A major step in scientific research is the confirmation of experimental results. Studies are replicated to ensure that their results are not due to errors or fraud. However, this process is time-consuming, expensive, and potentially biased. Having an accepted and inexpensive way to independently confirm findings would accelerate scientific research, leading to faster understanding of disease and more certainty in reporting.
A solution to reproducibility
Biologist Elizabeth Iorns recognized this issue and started the company Science Exchange, which in the Fall of 2012 spearheaded the Reproducibility Initiative. Via this pay-for-replication model researchers can have their results independently confirmed for, as estimated by Slate, approximately one-tenth the cost of the original research.
A number of journals have given a nod of approval to this initiative, including the Public Library of Science (PLoS) journal PLoS ONE. For some journals, including Nature, scientific papers that are confirmed by the service will link to the reproduced data. Yet other may receive a badge alerting readers and fellow scientists that the results were corroborated, which is considered a sign of trustworthiness and validation.
How the Reproducibility Initiative works
When a researcher wants to have their study validated, they send their study to Science Exchange. The company then matches the researcher with one of a thousand participating biotech companies and labs. The researcher pays that lab to redo the study in a blind fashion (i.e. they do not know the original findings). The researcher is then provided the outcome to know whether the results were reproduced. If the study is confirmed, the researcher receives a Certificate of Validation and writes a second paper heralding the confirmation of the information they originally published. In fact the PLoS is starting a new journal specifically for these results – the PLoS Reproducibility Collection.
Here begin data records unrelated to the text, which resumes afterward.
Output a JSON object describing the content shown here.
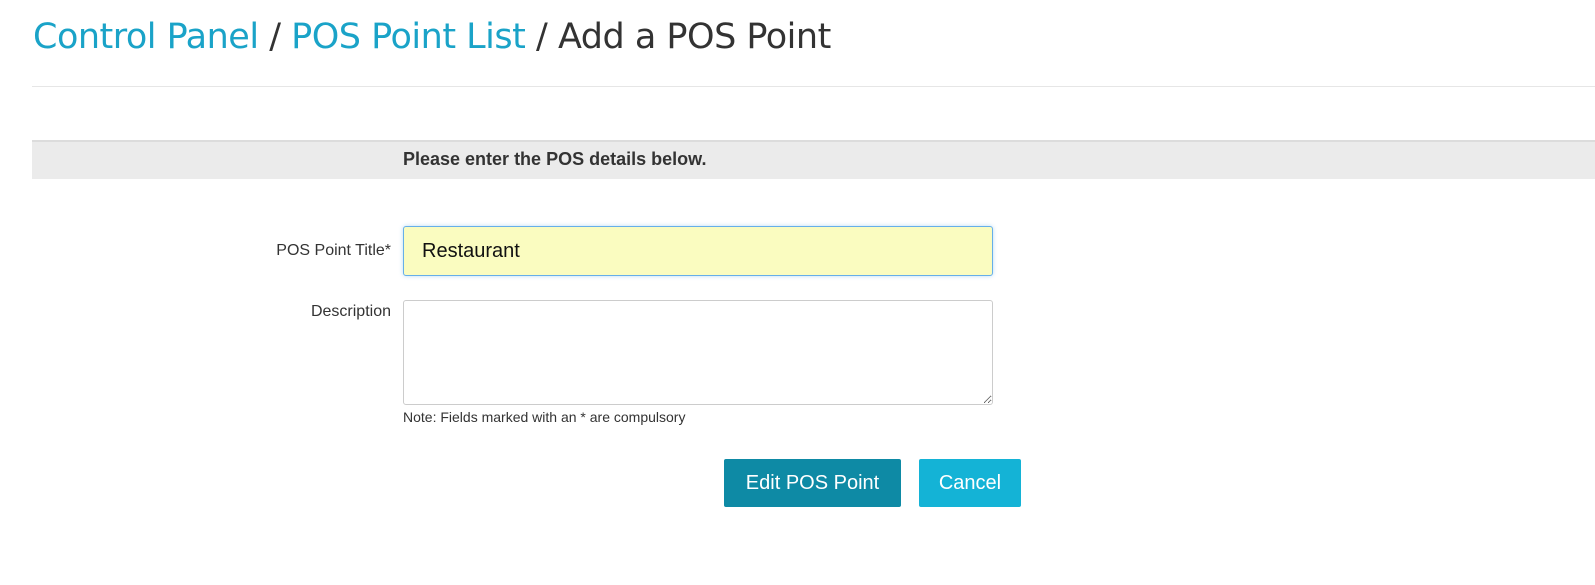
{
  "breadcrumb": {
    "items": [
      {
        "label": "Control Panel",
        "is_link": true
      },
      {
        "label": "POS Point List",
        "is_link": true
      },
      {
        "label": "Add a POS Point",
        "is_link": false
      }
    ],
    "separator": "/"
  },
  "form": {
    "instructions": "Please enter the POS details below.",
    "title_field": {
      "label": "POS Point Title*",
      "value": "Restaurant",
      "background_color": "#fafcc0"
    },
    "description_field": {
      "label": "Description",
      "value": ""
    },
    "note": "Note: Fields marked with an * are compulsory"
  },
  "actions": {
    "submit_label": "Edit POS Point",
    "cancel_label": "Cancel"
  },
  "colors": {
    "link": "#1aa3c8",
    "primary_button": "#0e8aa5",
    "cancel_button": "#14b3d6",
    "section_header_bg": "#ebebeb"
  }
}
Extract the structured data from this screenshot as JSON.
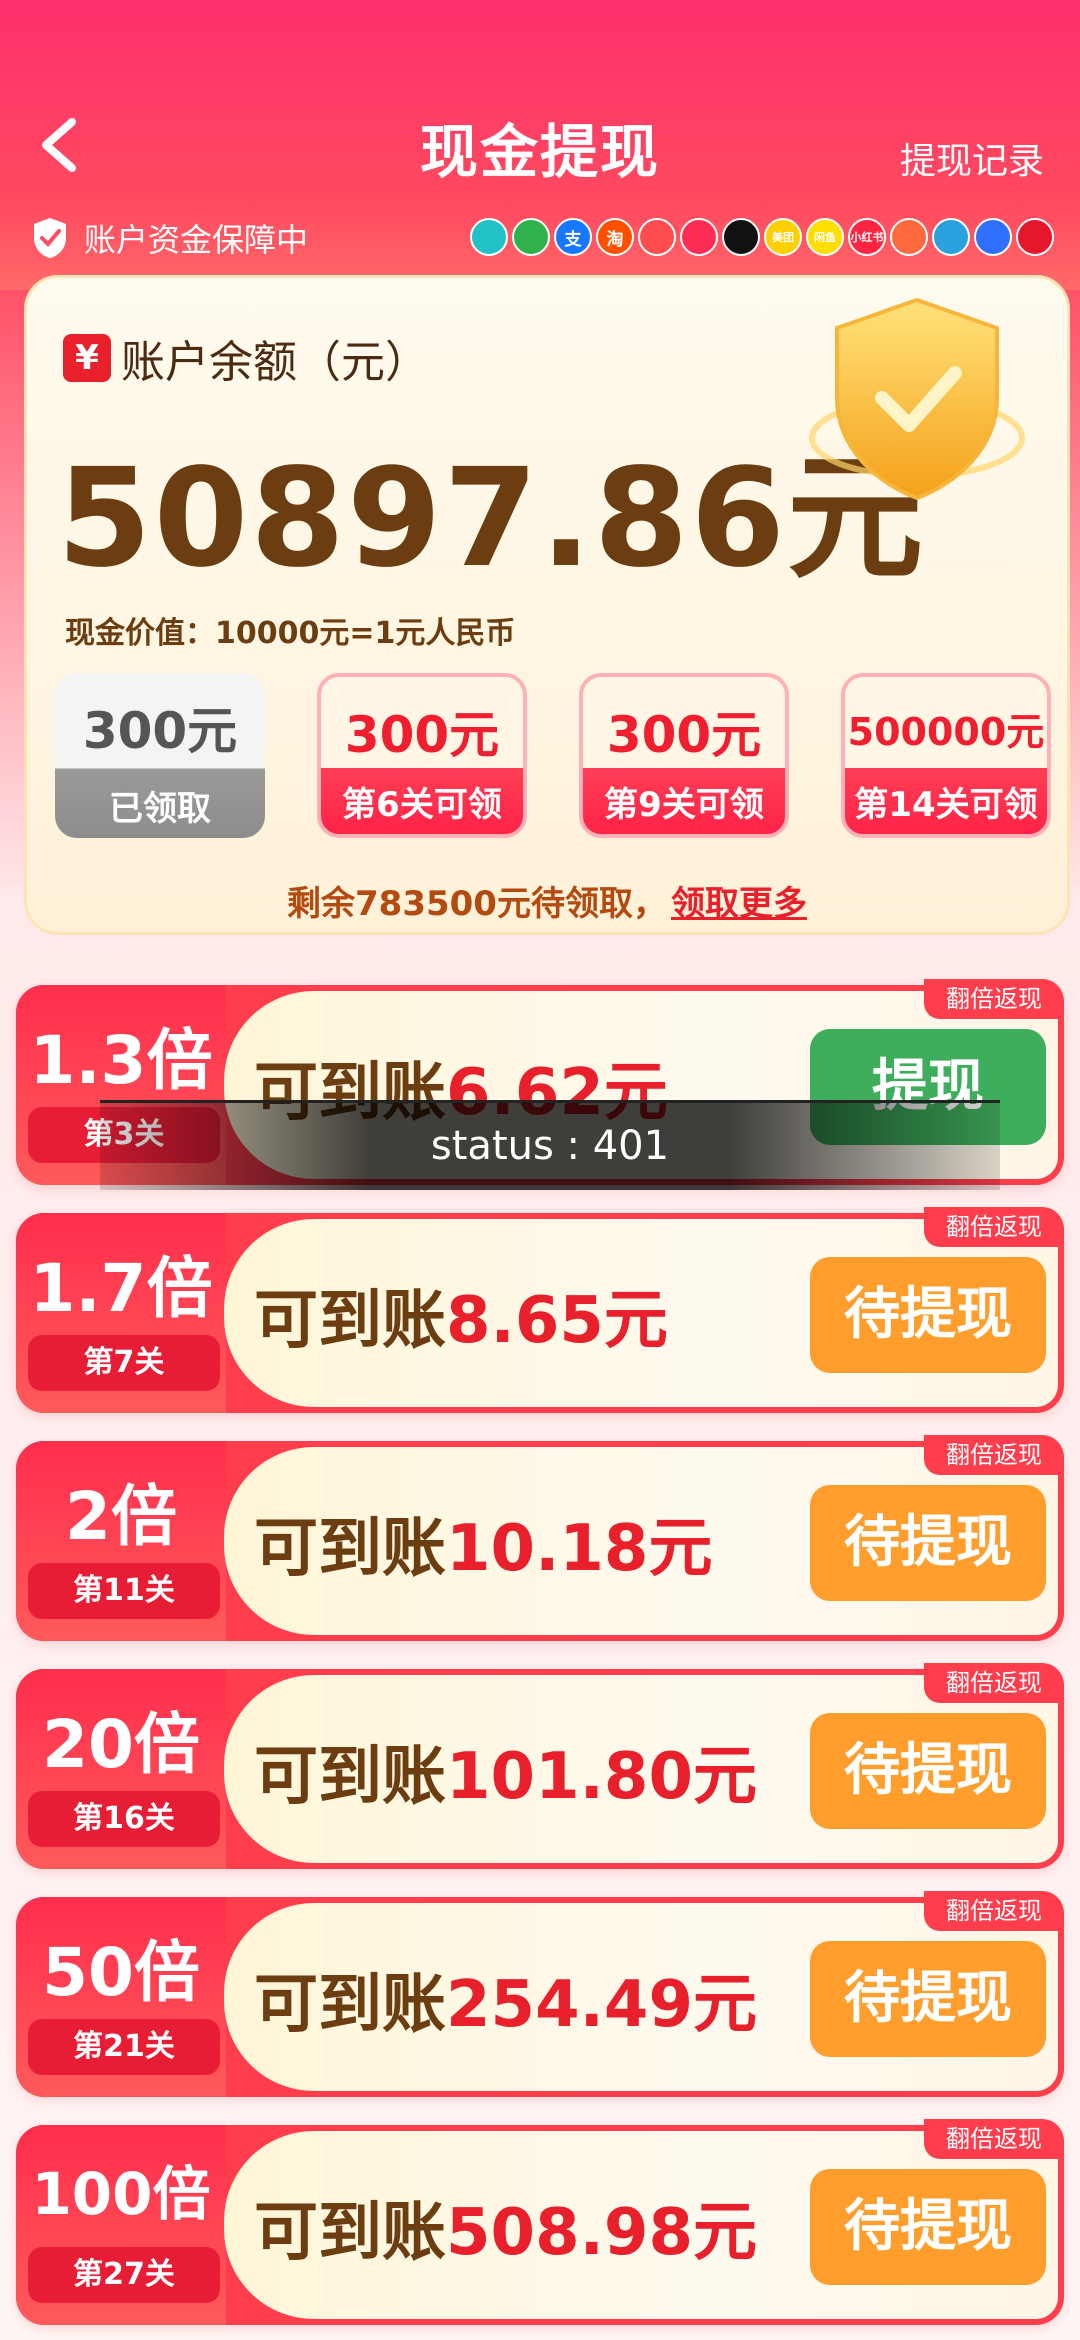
{
  "header": {
    "title": "现金提现",
    "record_link": "提现记录",
    "security_text": "账户资金保障中"
  },
  "brands": [
    {
      "icon": "tiktok-icon",
      "label": "",
      "color": "#22c3c8"
    },
    {
      "icon": "wechat-icon",
      "label": "",
      "color": "#2fb24c"
    },
    {
      "icon": "alipay-icon",
      "label": "支",
      "color": "#1677ff"
    },
    {
      "icon": "taobao-icon",
      "label": "淘",
      "color": "#ff5000"
    },
    {
      "icon": "bird-icon",
      "label": "",
      "color": "#ff4d4f"
    },
    {
      "icon": "lotus-icon",
      "label": "",
      "color": "#ff2d55"
    },
    {
      "icon": "douyin-icon",
      "label": "",
      "color": "#111111"
    },
    {
      "icon": "meituan-icon",
      "label": "美团",
      "color": "#ffd000"
    },
    {
      "icon": "xianyu-icon",
      "label": "闲鱼",
      "color": "#ffde00"
    },
    {
      "icon": "xiaohongshu-icon",
      "label": "小红书",
      "color": "#ff2442"
    },
    {
      "icon": "flower-icon",
      "label": "",
      "color": "#ff6a3d"
    },
    {
      "icon": "telegram-icon",
      "label": "",
      "color": "#2aa1df"
    },
    {
      "icon": "paw-icon",
      "label": "",
      "color": "#2f6fff"
    },
    {
      "icon": "weibo-icon",
      "label": "",
      "color": "#e6162d"
    }
  ],
  "account": {
    "label": "账户余额（元）",
    "yen_symbol": "¥",
    "balance": "50897.86元",
    "rate_text": "现金价值：10000元=1元人民币"
  },
  "rewards": [
    {
      "amount": "300元",
      "status": "已领取",
      "state": "claimed"
    },
    {
      "amount": "300元",
      "status": "第6关可领",
      "state": "open"
    },
    {
      "amount": "300元",
      "status": "第9关可领",
      "state": "open"
    },
    {
      "amount": "500000元",
      "status": "第14关可领",
      "state": "open"
    }
  ],
  "remain": {
    "text": "剩余783500元待领取，",
    "link": "领取更多"
  },
  "rows": [
    {
      "multiplier": "1.3倍",
      "level": "第3关",
      "prefix": "可到账",
      "amount": "6.62元",
      "tag": "翻倍返现",
      "button": "提现",
      "button_state": "withdraw"
    },
    {
      "multiplier": "1.7倍",
      "level": "第7关",
      "prefix": "可到账",
      "amount": "8.65元",
      "tag": "翻倍返现",
      "button": "待提现",
      "button_state": "pending"
    },
    {
      "multiplier": "2倍",
      "level": "第11关",
      "prefix": "可到账",
      "amount": "10.18元",
      "tag": "翻倍返现",
      "button": "待提现",
      "button_state": "pending"
    },
    {
      "multiplier": "20倍",
      "level": "第16关",
      "prefix": "可到账",
      "amount": "101.80元",
      "tag": "翻倍返现",
      "button": "待提现",
      "button_state": "pending"
    },
    {
      "multiplier": "50倍",
      "level": "第21关",
      "prefix": "可到账",
      "amount": "254.49元",
      "tag": "翻倍返现",
      "button": "待提现",
      "button_state": "pending"
    },
    {
      "multiplier": "100倍",
      "level": "第27关",
      "prefix": "可到账",
      "amount": "508.98元",
      "tag": "翻倍返现",
      "button": "待提现",
      "button_state": "pending"
    }
  ],
  "toast": {
    "text": "status : 401"
  },
  "colors": {
    "brand_red": "#e8202c",
    "button_green": "#3fae5c",
    "button_orange": "#ff9e2c",
    "balance_brown": "#6b3d10"
  }
}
A step forward in research
According to Business Insider, the company Amgen was unable to reproduce the findings of 88 percent of landmark cancer studies. This translates into wasted funds and time because erroneous findings lead to dead ends and unusable, sometimes simply inaccurate, information. Now researchers will know how reliable data and protocols are when they start, saving them the task of validation before building on that work. The broad scope of this project will take it beyond medical research, though the initial beneficiaries look to be the best funded areas – cancer, stem cells, and genetics.
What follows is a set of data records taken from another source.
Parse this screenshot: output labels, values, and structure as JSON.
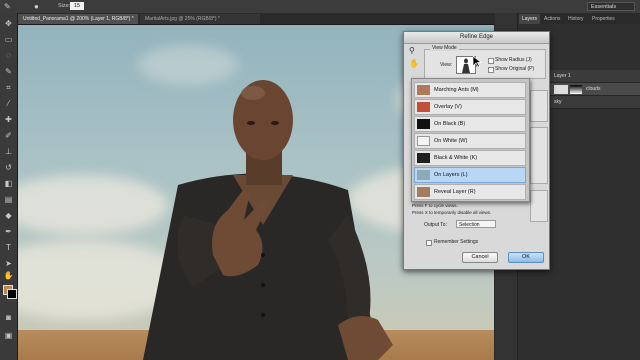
{
  "options_bar": {
    "size_label": "Size:",
    "size_value": "15",
    "workspace": "Essentials"
  },
  "tabs": [
    {
      "label": "Untitled_Panorama1 @ 200% (Layer 1, RGB/8*) *"
    },
    {
      "label": "MartialArts.jpg @ 25% (RGB/8*) *"
    }
  ],
  "right_panel": {
    "tabs": [
      "Layers",
      "Actions",
      "History",
      "Properties"
    ],
    "layers": [
      "Layer 1",
      "clouds",
      "sky"
    ]
  },
  "dialog": {
    "title": "Refine Edge",
    "view_mode_label": "View Mode",
    "view_label": "View:",
    "show_radius": "Show Radius (J)",
    "show_original": "Show Original (P)",
    "menu_items": [
      {
        "label": "Marching Ants (M)",
        "thumb_color": "#b07a5a",
        "selected": false
      },
      {
        "label": "Overlay (V)",
        "thumb_color": "#c0503c",
        "selected": false
      },
      {
        "label": "On Black (B)",
        "thumb_color": "#111111",
        "selected": false
      },
      {
        "label": "On White (W)",
        "thumb_color": "#f4f4f4",
        "selected": false
      },
      {
        "label": "Black & White (K)",
        "thumb_color": "#202020",
        "selected": false
      },
      {
        "label": "On Layers (L)",
        "thumb_color": "#8fa9b5",
        "selected": true
      },
      {
        "label": "Reveal Layer (R)",
        "thumb_color": "#a57c62",
        "selected": false
      }
    ],
    "hint1": "Press F to cycle views.",
    "hint2": "Press X to temporarily disable all views.",
    "output_to_label": "Output To:",
    "output_to_value": "Selection",
    "remember_settings": "Remember Settings",
    "cancel": "Cancel",
    "ok": "OK"
  }
}
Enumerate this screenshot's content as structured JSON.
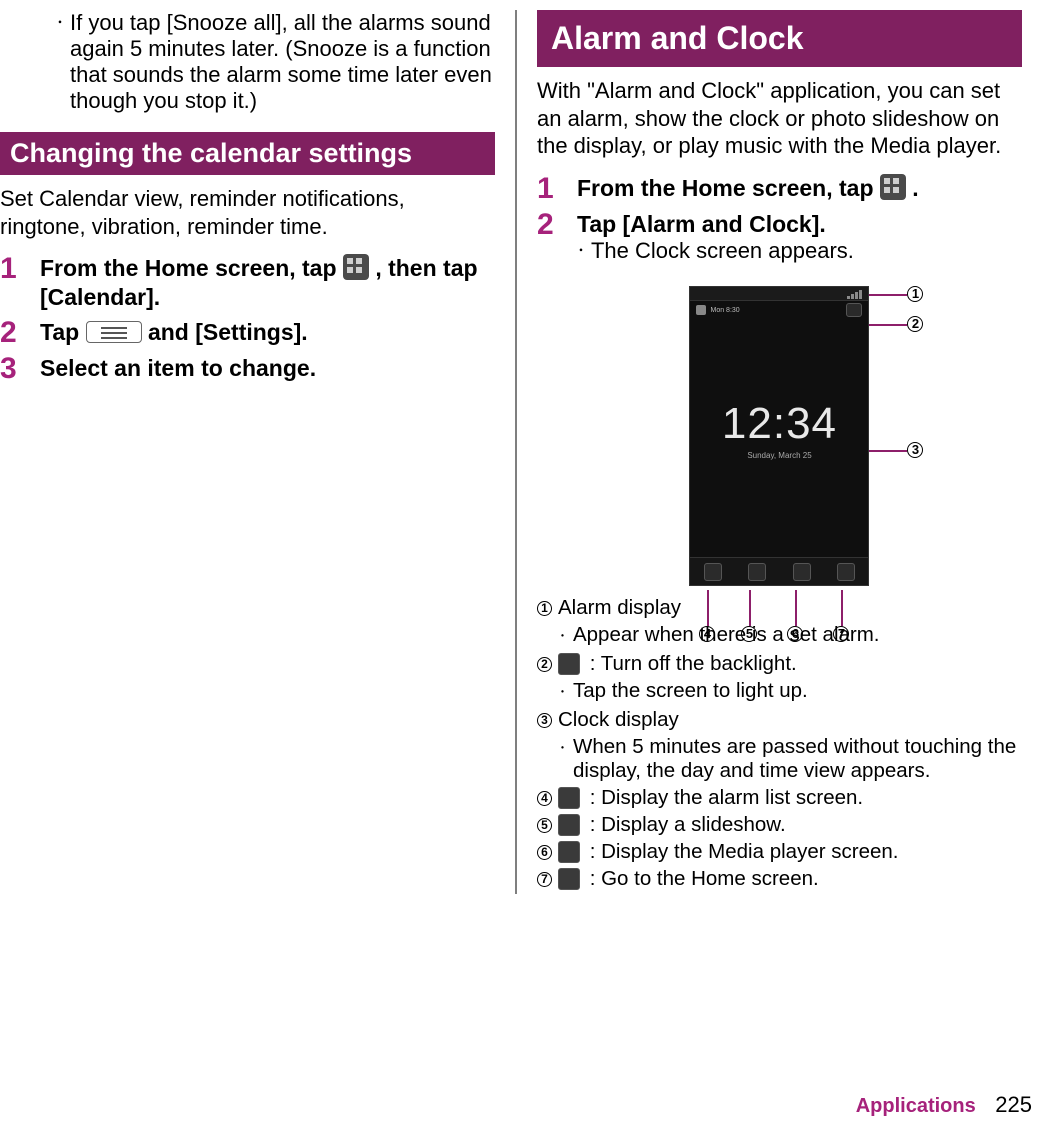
{
  "left": {
    "snooze_bullet": "If you tap [Snooze all], all the alarms sound again 5 minutes later. (Snooze is a function that sounds the alarm some time later even though you stop it.)",
    "section_heading": "Changing the calendar settings",
    "section_intro": "Set Calendar view, reminder notifications, ringtone, vibration, reminder time.",
    "steps": {
      "s1": {
        "num": "1",
        "text_before_icon": "From the Home screen, tap ",
        "text_after_icon": " , then tap [Calendar]."
      },
      "s2": {
        "num": "2",
        "text_before": "Tap ",
        "text_after": " and [Settings]."
      },
      "s3": {
        "num": "3",
        "text": "Select an item to change."
      }
    }
  },
  "right": {
    "section_heading": "Alarm and Clock",
    "intro": "With \"Alarm and Clock\" application, you can set an alarm, show the clock or photo slideshow on the display, or play music with the Media player.",
    "steps": {
      "s1": {
        "num": "1",
        "text_before": "From the Home screen, tap ",
        "text_after": " ."
      },
      "s2": {
        "num": "2",
        "text": "Tap [Alarm and Clock].",
        "sub": "The Clock screen appears."
      }
    },
    "figure": {
      "clock_time": "12:34",
      "clock_day": "Sunday, March 25",
      "datebar_text": "Mon 8:30",
      "labels": {
        "c1": "1",
        "c2": "2",
        "c3": "3",
        "c4": "4",
        "c5": "5",
        "c6": "6",
        "c7": "7"
      }
    },
    "legend": {
      "items": [
        {
          "num": "1",
          "title": "Alarm display",
          "sub": "Appear when there is a set alarm."
        },
        {
          "num": "2",
          "icon": true,
          "text": ": Turn off the backlight.",
          "sub": "Tap the screen to light up."
        },
        {
          "num": "3",
          "title": "Clock display",
          "sub": "When 5 minutes are passed without touching the display, the day and time view appears."
        },
        {
          "num": "4",
          "icon": true,
          "text": ": Display the alarm list screen."
        },
        {
          "num": "5",
          "icon": true,
          "text": ": Display a slideshow."
        },
        {
          "num": "6",
          "icon": true,
          "text": ": Display the Media player screen."
        },
        {
          "num": "7",
          "icon": true,
          "text": ": Go to the Home screen."
        }
      ]
    }
  },
  "footer": {
    "section": "Applications",
    "page": "225"
  }
}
At a time when information is just a mouse click away, and yet the number of retractions is increasing among scientific journals, the Reproducibility Initiative of Science Exchange, PLoS and other journals is attempting to increase the reliability of reported scientific findings and alert the community to experimental issues. Science Exchange is requesting a limited number of studies to start the project to ensure the approach works before opening it up to all researchers in their collaborators’ fields.